SHILLONG, Sept 22: Minister in-charge District Council Affairs Lahkmen Rymbui on Thursday said there is no decision to change the notification on extending the CrPC and CPC to the courts in Meghalaya.
Rymbui told reporters that Chief Minister Conrad K Sangma had called for a series of meetings to discuss the matter following opposition from the autonomous district councils (ADCs).
“Let us see when they give a written complaint to the CM, he will call a meeting but whether we review or not that is a different issue altogether,” he said.
On the KHADC decision to continue opposing the notification as it fails to exempt the district council courts despite government’s assurance that the same will not dilute their powers, Rymbui said, “I don’t have to add more to that explanation as the government had taken a decision. The cabinet had already taken a decision and notification has come out so it is not for me to see how the notification could be changed. If anything only the CM himself can look within the parameters of the system.”

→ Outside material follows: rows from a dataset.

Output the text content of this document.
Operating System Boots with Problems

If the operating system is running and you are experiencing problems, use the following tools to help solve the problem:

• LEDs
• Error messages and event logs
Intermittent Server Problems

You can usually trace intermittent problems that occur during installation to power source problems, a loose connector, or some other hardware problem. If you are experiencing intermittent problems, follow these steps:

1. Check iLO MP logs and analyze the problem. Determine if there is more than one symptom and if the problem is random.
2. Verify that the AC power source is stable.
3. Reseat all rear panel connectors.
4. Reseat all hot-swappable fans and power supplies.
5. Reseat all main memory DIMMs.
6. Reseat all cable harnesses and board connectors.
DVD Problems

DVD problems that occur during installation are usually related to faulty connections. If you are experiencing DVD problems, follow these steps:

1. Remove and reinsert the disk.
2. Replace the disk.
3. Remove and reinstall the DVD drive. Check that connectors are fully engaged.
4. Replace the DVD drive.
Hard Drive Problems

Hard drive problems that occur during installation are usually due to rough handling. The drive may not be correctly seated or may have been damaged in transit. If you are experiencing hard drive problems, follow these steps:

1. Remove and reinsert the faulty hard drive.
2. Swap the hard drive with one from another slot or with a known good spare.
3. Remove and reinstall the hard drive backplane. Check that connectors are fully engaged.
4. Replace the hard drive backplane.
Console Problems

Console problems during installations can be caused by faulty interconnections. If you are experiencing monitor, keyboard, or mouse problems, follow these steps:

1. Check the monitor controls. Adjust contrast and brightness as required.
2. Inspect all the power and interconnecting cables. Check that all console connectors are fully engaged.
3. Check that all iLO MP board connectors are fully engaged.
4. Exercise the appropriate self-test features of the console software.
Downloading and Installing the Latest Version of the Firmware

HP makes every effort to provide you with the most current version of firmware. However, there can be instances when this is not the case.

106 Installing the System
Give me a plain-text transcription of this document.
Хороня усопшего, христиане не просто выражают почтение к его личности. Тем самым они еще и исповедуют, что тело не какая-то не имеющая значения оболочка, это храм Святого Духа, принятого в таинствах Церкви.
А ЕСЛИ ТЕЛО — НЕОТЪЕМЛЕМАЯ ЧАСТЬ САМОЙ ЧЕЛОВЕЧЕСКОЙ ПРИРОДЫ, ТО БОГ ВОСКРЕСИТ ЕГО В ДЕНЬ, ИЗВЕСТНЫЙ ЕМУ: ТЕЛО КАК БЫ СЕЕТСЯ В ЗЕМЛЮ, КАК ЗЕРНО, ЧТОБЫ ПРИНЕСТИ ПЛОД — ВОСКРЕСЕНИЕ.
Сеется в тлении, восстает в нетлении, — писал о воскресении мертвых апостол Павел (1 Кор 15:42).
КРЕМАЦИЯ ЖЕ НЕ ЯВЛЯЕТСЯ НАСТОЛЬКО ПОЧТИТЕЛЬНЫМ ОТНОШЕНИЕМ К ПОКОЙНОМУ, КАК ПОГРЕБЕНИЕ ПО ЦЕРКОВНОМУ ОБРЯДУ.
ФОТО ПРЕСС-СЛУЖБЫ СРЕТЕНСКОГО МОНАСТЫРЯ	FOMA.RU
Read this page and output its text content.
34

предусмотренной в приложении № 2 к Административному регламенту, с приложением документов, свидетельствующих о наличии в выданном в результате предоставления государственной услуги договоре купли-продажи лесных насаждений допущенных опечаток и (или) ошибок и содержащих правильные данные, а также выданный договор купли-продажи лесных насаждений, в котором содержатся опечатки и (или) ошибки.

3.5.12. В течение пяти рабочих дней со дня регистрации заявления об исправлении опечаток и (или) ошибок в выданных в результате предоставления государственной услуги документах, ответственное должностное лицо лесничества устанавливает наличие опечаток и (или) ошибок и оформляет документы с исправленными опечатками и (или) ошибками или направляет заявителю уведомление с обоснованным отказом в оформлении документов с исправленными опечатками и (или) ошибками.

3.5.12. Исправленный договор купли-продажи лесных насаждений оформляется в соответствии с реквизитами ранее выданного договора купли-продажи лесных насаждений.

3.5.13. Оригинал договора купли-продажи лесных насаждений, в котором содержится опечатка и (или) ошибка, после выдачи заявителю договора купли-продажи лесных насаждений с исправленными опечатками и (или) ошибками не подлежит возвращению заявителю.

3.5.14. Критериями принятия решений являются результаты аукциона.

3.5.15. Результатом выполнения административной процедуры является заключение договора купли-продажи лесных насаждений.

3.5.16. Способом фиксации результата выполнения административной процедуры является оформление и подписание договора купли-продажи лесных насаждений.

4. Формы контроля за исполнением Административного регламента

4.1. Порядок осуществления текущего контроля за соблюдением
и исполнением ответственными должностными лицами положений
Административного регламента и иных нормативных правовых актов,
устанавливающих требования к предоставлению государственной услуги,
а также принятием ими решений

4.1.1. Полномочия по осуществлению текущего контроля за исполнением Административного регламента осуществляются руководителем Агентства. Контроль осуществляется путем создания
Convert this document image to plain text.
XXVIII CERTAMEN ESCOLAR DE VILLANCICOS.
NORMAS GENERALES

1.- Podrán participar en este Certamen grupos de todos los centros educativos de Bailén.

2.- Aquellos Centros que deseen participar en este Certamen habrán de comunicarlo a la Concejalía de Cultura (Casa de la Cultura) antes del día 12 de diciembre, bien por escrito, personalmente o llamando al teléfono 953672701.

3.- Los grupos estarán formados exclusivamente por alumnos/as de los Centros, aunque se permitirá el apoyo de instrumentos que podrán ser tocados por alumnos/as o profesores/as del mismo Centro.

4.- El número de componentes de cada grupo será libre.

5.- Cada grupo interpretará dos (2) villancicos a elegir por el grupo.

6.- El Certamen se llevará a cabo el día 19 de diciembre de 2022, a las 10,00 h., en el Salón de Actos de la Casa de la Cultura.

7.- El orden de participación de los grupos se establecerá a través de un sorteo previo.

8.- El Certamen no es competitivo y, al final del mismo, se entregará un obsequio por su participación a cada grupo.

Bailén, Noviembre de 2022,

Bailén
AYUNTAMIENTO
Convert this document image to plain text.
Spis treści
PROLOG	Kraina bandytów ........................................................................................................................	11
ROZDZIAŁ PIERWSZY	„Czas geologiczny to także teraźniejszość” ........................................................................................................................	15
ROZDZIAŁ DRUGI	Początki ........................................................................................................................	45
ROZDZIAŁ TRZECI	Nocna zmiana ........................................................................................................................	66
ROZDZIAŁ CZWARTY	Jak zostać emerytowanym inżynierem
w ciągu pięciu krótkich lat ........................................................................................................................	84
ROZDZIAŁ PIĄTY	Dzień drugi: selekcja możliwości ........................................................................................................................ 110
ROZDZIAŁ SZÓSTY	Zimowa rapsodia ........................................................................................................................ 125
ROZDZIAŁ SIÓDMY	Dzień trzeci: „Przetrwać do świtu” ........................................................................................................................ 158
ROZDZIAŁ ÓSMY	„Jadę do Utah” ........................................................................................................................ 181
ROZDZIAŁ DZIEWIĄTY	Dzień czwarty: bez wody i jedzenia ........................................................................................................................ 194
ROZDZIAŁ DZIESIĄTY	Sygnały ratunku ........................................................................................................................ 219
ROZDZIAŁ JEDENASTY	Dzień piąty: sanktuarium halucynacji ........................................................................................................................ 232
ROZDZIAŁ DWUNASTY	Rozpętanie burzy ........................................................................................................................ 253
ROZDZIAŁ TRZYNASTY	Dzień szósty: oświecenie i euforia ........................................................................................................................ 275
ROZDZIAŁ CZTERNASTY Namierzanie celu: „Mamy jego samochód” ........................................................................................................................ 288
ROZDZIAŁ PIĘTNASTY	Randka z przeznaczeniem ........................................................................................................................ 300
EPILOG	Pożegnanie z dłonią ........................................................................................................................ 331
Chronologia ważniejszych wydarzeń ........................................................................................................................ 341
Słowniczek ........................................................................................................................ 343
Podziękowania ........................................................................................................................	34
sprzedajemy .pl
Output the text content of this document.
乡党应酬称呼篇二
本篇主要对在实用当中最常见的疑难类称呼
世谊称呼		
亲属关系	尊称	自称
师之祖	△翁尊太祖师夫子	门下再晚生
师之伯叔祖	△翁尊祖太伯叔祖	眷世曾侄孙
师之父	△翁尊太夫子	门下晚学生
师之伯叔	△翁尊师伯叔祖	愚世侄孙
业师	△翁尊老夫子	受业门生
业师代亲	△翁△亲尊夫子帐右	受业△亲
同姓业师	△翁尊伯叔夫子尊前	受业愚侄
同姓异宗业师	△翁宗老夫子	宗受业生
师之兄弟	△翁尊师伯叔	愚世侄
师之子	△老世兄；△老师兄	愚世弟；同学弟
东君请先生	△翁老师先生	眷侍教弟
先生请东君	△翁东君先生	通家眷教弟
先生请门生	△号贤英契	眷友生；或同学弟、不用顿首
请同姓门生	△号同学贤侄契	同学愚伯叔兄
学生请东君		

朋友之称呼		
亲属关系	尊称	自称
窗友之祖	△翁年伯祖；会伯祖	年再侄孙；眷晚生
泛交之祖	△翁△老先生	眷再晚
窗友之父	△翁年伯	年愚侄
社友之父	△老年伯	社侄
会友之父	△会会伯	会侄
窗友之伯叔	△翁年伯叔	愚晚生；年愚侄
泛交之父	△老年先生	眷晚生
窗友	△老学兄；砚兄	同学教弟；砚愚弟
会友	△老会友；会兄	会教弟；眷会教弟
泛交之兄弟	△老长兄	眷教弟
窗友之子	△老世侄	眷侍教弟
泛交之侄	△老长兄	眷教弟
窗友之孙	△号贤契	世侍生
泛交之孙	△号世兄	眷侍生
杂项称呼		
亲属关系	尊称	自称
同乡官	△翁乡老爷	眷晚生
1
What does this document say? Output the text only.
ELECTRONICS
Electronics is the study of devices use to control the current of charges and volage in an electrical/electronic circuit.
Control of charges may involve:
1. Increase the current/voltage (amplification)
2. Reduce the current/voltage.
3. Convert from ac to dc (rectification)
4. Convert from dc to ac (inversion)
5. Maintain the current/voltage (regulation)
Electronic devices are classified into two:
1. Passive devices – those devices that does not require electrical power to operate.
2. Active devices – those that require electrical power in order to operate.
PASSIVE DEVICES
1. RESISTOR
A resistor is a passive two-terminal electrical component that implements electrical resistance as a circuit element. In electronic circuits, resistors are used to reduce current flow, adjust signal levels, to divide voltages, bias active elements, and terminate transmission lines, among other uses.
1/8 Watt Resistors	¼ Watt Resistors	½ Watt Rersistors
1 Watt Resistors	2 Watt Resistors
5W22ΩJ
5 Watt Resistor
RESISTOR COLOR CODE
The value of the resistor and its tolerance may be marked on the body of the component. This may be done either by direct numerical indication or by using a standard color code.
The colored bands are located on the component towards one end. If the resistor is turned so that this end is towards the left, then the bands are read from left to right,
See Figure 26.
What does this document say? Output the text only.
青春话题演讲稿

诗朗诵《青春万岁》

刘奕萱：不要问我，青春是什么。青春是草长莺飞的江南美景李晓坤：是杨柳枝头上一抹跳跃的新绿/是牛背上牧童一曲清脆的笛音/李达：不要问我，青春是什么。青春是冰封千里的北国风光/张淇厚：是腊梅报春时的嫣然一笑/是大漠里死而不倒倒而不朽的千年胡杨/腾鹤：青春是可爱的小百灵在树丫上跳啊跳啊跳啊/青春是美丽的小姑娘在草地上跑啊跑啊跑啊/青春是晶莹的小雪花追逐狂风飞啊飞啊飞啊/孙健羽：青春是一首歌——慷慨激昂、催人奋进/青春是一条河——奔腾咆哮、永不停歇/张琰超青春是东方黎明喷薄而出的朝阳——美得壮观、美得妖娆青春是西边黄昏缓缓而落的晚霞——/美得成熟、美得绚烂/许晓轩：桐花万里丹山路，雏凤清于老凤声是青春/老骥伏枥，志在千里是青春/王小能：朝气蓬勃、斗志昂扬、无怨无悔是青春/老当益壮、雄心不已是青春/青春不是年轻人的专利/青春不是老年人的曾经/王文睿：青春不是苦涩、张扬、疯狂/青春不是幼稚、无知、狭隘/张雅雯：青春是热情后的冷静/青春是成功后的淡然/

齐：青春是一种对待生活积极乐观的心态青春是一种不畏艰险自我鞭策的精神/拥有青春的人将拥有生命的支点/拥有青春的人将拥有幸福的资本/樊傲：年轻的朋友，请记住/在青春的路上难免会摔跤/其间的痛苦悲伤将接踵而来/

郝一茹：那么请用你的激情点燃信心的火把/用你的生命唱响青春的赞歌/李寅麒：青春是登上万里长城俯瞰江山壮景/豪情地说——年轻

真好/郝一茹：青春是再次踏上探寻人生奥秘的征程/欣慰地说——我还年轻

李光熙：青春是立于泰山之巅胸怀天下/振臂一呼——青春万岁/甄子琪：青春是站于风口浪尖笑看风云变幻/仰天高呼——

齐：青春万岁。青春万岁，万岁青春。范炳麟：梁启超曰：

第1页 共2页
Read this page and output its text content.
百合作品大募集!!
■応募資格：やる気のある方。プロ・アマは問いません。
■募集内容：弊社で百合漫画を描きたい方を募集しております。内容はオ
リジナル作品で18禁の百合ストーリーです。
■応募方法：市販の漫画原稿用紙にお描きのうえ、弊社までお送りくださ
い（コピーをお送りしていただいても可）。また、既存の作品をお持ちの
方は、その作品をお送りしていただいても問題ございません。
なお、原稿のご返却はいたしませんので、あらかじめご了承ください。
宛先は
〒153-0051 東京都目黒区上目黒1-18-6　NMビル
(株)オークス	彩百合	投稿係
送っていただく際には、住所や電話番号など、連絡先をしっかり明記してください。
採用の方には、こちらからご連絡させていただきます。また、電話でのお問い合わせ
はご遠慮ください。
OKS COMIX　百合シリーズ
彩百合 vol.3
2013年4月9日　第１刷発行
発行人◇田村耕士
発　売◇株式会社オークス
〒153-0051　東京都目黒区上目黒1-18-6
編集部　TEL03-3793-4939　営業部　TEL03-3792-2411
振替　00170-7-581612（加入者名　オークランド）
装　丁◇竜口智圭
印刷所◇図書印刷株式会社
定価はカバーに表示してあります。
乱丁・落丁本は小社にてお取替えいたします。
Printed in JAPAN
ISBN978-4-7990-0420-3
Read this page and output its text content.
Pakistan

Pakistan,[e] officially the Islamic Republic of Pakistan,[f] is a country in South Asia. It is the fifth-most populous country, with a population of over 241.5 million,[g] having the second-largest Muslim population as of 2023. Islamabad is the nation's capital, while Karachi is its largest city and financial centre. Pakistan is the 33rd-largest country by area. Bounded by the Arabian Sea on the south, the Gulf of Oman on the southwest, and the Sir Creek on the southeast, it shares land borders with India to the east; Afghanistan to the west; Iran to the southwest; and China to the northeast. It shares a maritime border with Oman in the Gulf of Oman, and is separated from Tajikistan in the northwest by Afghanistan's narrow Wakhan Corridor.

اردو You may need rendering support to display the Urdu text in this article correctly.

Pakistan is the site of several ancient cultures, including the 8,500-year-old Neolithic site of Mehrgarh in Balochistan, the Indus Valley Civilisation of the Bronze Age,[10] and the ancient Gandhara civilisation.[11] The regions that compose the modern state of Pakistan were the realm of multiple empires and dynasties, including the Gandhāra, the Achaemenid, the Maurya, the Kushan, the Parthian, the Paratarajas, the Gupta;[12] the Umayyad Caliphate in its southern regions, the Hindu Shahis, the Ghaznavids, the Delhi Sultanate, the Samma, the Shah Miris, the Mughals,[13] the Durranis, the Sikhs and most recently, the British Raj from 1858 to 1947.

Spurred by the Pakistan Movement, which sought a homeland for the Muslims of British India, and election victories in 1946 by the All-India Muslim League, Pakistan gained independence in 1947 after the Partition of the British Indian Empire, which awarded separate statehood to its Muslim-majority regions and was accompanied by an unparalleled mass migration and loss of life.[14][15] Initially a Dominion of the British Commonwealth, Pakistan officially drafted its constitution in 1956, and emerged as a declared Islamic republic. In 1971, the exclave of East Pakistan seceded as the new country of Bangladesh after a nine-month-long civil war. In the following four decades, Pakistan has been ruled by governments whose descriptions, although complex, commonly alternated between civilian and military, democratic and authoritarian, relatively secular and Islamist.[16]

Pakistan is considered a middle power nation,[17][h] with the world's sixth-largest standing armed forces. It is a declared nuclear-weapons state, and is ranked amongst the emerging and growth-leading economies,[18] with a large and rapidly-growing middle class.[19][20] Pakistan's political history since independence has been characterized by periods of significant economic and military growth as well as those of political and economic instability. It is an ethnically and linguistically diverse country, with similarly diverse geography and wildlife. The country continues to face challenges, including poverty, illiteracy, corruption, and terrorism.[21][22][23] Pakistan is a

He however said, “From information I have gathered during the series of meetings held that para 4 of the Sixth Schedule is exclusively for the district council to try the cases and para 5 related to the power conferred by the governor.”
Rymbui said that issue has come up as there is need to give power to the district session judge following the separation of judiciary from the executive.
“The government had held a series of meetings and finally they had taken this decision and if KHADC is not happy, let’s see what our CM says,” he said.
Meanwhile, the DCA minister maintained that law and order is an exclusive jurisdiction of the government and CrPC is already extended to the deputy commissioner to invoke 144 CrPC whenever there is a law and order situation in the state.